Gold prices are estimated to continue its upward trajectory in 2023, supported by the geopolitical developments in the Ukraine and US-China tensions surrounding Taiwan.  China is the number one consumer of gold jewellery. The recent changes to their zero-tolerance COVID-19 stance and the re-opening of the economy may positively impact the demand for gold. 

Commodities Outlook

Supply risk was the primary driver for many commodities in 2022 that led to increased volatility and elevated prices and is anticipated to remain a challenge in 2023.  The war in the Ukraine is abound with risk, driven by Russia’s willingness to use energy as a weapon against any country who intervenes and the subsequent retaliatory sanctions by those who oppose the war.  Any escalation in the war remains a credible threat to energy and food markets while changes in climate conditions will continue to threaten agricultural commodities.     

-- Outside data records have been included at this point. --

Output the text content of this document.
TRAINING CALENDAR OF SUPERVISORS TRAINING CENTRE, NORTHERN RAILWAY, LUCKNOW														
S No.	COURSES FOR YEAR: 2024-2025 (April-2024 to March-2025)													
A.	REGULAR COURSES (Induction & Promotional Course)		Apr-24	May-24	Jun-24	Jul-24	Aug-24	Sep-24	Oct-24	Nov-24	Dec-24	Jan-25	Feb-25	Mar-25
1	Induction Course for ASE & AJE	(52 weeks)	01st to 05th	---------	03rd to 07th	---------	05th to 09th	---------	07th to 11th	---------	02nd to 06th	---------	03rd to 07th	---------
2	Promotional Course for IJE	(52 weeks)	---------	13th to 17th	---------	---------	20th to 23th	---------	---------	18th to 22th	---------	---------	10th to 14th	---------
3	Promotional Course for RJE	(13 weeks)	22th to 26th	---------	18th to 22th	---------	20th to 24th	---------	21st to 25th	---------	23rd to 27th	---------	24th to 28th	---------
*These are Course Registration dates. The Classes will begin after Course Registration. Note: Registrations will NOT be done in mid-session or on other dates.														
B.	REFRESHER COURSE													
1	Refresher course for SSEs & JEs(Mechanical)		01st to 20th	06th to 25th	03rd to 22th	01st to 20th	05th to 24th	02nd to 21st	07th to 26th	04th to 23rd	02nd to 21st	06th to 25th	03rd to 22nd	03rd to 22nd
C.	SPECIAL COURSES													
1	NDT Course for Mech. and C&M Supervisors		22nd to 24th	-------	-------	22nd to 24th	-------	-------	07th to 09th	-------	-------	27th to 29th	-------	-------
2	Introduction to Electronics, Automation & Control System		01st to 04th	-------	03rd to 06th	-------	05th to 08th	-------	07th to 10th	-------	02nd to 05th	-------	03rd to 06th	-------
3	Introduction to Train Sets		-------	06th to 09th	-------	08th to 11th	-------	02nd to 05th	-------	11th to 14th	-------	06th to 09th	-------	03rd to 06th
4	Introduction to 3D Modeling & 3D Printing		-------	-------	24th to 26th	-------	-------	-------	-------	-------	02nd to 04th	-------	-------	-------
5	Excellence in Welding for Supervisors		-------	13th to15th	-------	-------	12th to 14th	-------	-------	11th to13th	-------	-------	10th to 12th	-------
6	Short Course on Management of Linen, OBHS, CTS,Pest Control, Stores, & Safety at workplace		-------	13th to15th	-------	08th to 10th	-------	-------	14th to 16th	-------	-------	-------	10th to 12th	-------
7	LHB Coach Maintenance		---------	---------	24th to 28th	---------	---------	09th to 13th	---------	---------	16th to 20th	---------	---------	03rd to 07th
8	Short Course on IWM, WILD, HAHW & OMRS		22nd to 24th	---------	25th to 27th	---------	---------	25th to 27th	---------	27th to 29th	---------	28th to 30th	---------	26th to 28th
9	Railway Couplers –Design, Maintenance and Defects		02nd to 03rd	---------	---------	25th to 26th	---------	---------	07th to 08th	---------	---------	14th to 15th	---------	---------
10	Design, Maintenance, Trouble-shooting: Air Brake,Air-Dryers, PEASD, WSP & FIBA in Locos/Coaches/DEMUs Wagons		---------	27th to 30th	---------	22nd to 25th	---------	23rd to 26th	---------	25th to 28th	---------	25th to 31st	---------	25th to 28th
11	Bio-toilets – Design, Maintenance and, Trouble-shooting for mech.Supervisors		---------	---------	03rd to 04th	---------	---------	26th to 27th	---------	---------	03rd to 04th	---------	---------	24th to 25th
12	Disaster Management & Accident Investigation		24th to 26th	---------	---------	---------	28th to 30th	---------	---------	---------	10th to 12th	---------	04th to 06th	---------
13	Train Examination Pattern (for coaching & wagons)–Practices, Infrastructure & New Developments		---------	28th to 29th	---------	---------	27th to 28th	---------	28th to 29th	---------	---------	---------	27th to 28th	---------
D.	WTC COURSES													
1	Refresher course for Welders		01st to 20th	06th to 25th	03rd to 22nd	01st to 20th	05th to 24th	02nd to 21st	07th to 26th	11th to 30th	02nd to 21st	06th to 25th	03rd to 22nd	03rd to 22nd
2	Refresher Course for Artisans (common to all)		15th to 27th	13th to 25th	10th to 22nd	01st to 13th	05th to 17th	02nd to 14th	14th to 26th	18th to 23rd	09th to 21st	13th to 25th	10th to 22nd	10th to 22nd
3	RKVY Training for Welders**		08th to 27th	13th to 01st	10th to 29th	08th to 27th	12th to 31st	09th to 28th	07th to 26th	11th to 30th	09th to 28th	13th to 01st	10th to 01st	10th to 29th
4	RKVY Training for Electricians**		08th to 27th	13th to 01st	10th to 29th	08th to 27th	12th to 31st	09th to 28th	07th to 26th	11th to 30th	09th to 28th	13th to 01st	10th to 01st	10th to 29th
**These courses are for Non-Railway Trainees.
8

On the demand side, the re-opening of China’s economy is expected to facilitate a faster-than-expected rebound in economic activity that may have a material impact on commodity demand as China is the world’s largest consumer of commodities. 

Based on the aforementioned, commodities prices are projected to remain high in 2023.  However, investors should be aware of the risk to this optimistic outlook.  The rebound in the dynamism in the Chinese economy may create upward pressure on global commodity prices.  As a result, inflation may remain stubbornly high, resulting in tighter monetary policies that may lead to a slowdown in global economic activity.

To Invest or not to Invest in Commodities?

Despite such headwinds, investors should benefit by investing in commodities as they provide critical diversification benefits to portfolios.  Commodities are real physical assets, as such they react differently to changing economic conditions when compared to traditional assets like stocks and bonds and is evident by their low to negative correlation, which is the degree to which two variables change together.    

Commodities are also effective inflation hedges.  As the price of goods and services rises, the inputs used in the manufacturing process also rises, thus acting like a hedge against inflationary pressures.   In contrast, rising inflation tends to lower the value of future cash flows paid by traditional assets, like dividends from stocks and coupon payments from bonds.    

Investing in physical commodities is impractical for most investors. Exposure to commodities may however be achieved through indirect ways such as purchasing commodity-based equities and exchange traded funds (ETFs).  There are numerous ETFs that track different commodities, including base metals, precious metals, energy, and agricultural goods. Precious metals like gold and silver are popular ETFs because the underlying commodity can’t go bad or spoil. The SPDR Gold Shares and iShares Silver Trust are two of the largest gold and silver ETFs. Investors can also increase diversification through diversified commodities ETFs such as the iShares MSCI Global Agriculture Producers ETF. However, just like with any investment, commodity ETFs carry risk and are by no means a guarantee of profit.